Making Change: Responding to the Challenge of Globalization
China isn't really the kind of place where most people mow their lawns every weekend. But Curtis Moll does. As chairman of Medina based MTD products, he's confident that a Chinese manufacturer could never produce as good a product as his lawn mowers. However, that doesn't mean MTD's letting its guard down. The company still has to compete against foreign manufacturers, and to do that it needs to keep its costs low while still producing a valuable, affordable product. And if that means making less of an all-American made product, so be it.

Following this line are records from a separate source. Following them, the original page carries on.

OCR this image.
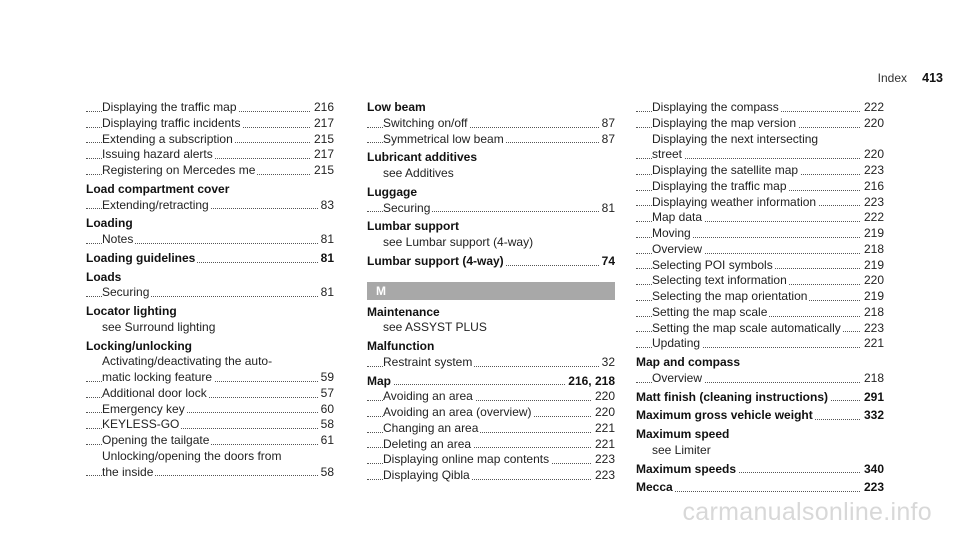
Index 413
Displaying the traffic map	216
Displaying traffic incidents	217
Extending a subscription	215
Issuing hazard alerts	217
Registering on Mercedes me	215
Load compartment cover
Extending/retracting	83
Loading
Notes	81
Loading guidelines	81
Loads
Securing	81
Locator lighting
see Surround lighting
Locking/unlocking
Activating/deactivating the auto-
matic locking feature	59
Additional door lock	57
Emergency key	60
KEYLESS-GO	58
Opening the tailgate	61
Unlocking/opening the doors from
the inside	58
Low beam
Switching on/off	87
Symmetrical low beam	87
Lubricant additives
see Additives
Luggage
Securing	81
Lumbar support
see Lumbar support (4-way)
Lumbar support (4-way)	74
M
Maintenance
see ASSYST PLUS
Malfunction
Restraint system	32
Map	216, 218
Avoiding an area	220
Avoiding an area (overview)	220
Changing an area	221
Deleting an area	221
Displaying online map contents	223
Displaying Qibla	223
Displaying the compass	222
Displaying the map version	220
Displaying the next intersecting
street	220
Displaying the satellite map	223
Displaying the traffic map	216
Displaying weather information	223
Map data	222
Moving	219
Overview	218
Selecting POI symbols	219
Selecting text information	220
Selecting the map orientation	219
Setting the map scale	218
Setting the map scale automatically 223
Updating	221
Map and compass
Overview	218
Matt finish (cleaning instructions)	291
Maximum gross vehicle weight	332
Maximum speed
see Limiter
Maximum speeds	340
Mecca	223
carmanualsonline.info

Curtis Moll: 70% of our cost is in purchased components and so even though we want to assemble and make sure the bulk of our product that has to go to the customer is assembled close to the customer, components have to come from the lowest cost points in the world.
That could be from China, Mexico or India, which means that somewhere, an American manufacturer is losing a sale. Now, you might think that this is exactly why American manufacturing is suffering, but Moll and his associate Dieter Kaesgen say it doesn't have to go that way. For example, when a Chinese manufacturer wanted $210,000 to make a set of tools, MTD found a way to do the same for less.
Dieter Kaesgen: And we went to work with out tooling people to try to figure out, is there a way we can produce these parts at that cost or lower. And we found a way to make it at a lower cost. So it means being innovative, trying different process and different approaches to how you make things.
In other words, the maxim holds true: the key to success is innovation. It's exactly how MTD is rising to the challenge that globalization presents.
Ultimately, such innovation will benefit the whole region if more companies tap their resources - because as David Yen, executive director of the World Trade Center Cleveland says...
David Yen: Globalization: a reality.
And it's not going away. Yen says that means manufacturing jobs may not be so bountiful in Northeast Ohio anymore, but whining about it doesn't solve the problem.
David Yen: As a manufacturing center, it's natural for us to feel like we're victims. OK. How long can a victim - whether its personal or community - how long can you remain a victim before it loses its esteem and before it chains you down. The mind set needs to change to: globalization presents an opportunity to us.
Yen says through partnerships with foreign companies, for instance, Northeast Ohio industries could produce a product less expensively or penetrate new markets. There's just one caution says Susan Helper, professor of economics at the Case Weatherhead School of Management: It's not clear that outsourcing labor abroad translates into helping the U.S. economy.
Susan Helper: We have people working at a nice standard of living here where they can at least think about perhaps sending their kids to college. And we take that job away and give it to someone who works in very terrible conditions, cannot form a union, cannot exercise religion freely - that doesn't seem to me like a net gain or worth it to pay a couple of dollars less at Wal-Mart.
Furthermore, Helper says, it's not always cost-effective for a business to go abroad. Take the experience John Cachet had when first starting his software company IQS. Yes, software - the displacement of jobs to foreign workers is no longer a problem that falls solely on the shoulders of manufacturing; it's also affecting call centers, engineers and computer programmers. Outsourcing development of software seemed like a bargain to Cachet when he sought the services of an Indian company for a six-month project.
John Cachet: A six-month project turned into a three-year project. And the actual cost that they tried to recover was about ten times what they quoted. So this wasn't off a little and delayed a little, it was off a lot. And by the way, the final product that was delivered we threw away and rewrote.
Cachet understands the appeal of outsourcing low-skilled jobs and thinks it's reasonable to go abroad for cheaper labor, but he doubts that low-paid foreign workers pose a threat to the American IT workforce.
John Cachet: Whether you're a company or an individual, you have to provide value and get compensated for it. You need to take responsibility for that. It's nobody else's fault. And the folks that sit back and complain it's people outside of them, will be complaining today, tomorrow, six months from now, a year from now.
Cachet says American workers are the most creative in the world, but they need to capitalize on that or more jobs will disappear. Globalization doesn't have to be a threat to Northeast Ohio jobs, he says, not if the region's innovative and open to change. In Cleveland, Shula Neuman, 90.3.